The original plan for ML9 was to put action features in the figures' bases, but that idea was mercifully killed and replaced by Galactus. Each figure comes with a piece of the big G man, and Dr. Strange has the right arm. The purple and blue that ToyBiz chose for the paint scheme is very nice, with a metallic sheen suggesting extraterrestrial origins.
Lots of linear details on the glove and up the arm, too.
The arm is articulated at the fingers, wrist, glove and twice at the elbow. To hide the construction of the large elbows, there are squares of plastic on either side of the pins to keep the uninterrupted look of the arm. The elbow joints are ratchet style, clicking into place rather than just using friction to hold them steady - a good choice for a figure this large. The positioning of the fingers is slightly different than the arm that came with Grey Hulk.
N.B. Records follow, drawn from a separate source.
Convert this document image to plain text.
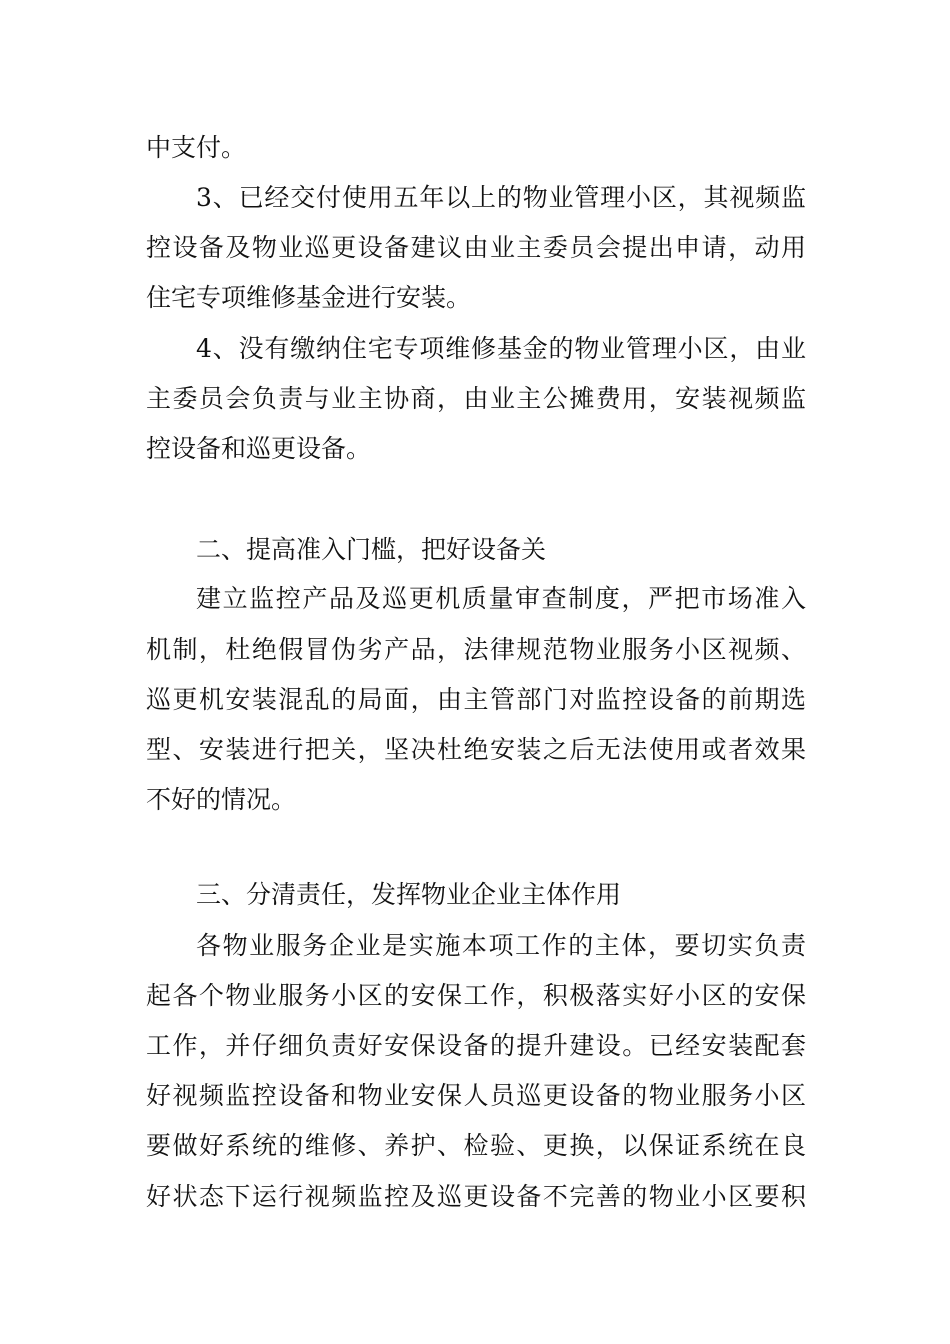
中支付。
3、已经交付使用五年以上的物业管理小区，其视频监
控设备及物业巡更设备建议由业主委员会提出申请，动用
住宅专项维修基金进行安装。
4、没有缴纳住宅专项维修基金的物业管理小区，由业
主委员会负责与业主协商，由业主公摊费用，安装视频监
控设备和巡更设备。
二、提高准入门槛，把好设备关
建立监控产品及巡更机质量审查制度，严把市场准入
机制，杜绝假冒伪劣产品，法律规范物业服务小区视频、
巡更机安装混乱的局面，由主管部门对监控设备的前期选
型、安装进行把关，坚决杜绝安装之后无法使用或者效果
不好的情况。
三、分清责任，发挥物业企业主体作用
各物业服务企业是实施本项工作的主体，要切实负责
起各个物业服务小区的安保工作，积极落实好小区的安保
工作，并仔细负责好安保设备的提升建设。已经安装配套
好视频监控设备和物业安保人员巡更设备的物业服务小区
要做好系统的维修、养护、检验、更换，以保证系统在良
好状态下运行视频监控及巡更设备不完善的物业小区要积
These days, in Marvel Legends, you've got about a 50/50 chance of getting a crappy poster book instead of a free comic. It looks like Dr. Strange is going the poster route - the cover of the book is even labelled a "Marvel Masterwork Pin-Up." But amazingly, behind that trippy Ditko cover you'll find an actual story. No, better than that, four actual stories! ToyBiz collected Doc's first four appearances from Strange Tales, giving us some fun, short tales that really give a feel for the character.
You have to think that ToyBiz missed a golden opportunity for a variant figure here: cast Stephen in translucent blue plastic with just a few details painted on and give us his astral form. Heck, if Phasing Vision was popular, Astral Strange would have been, too.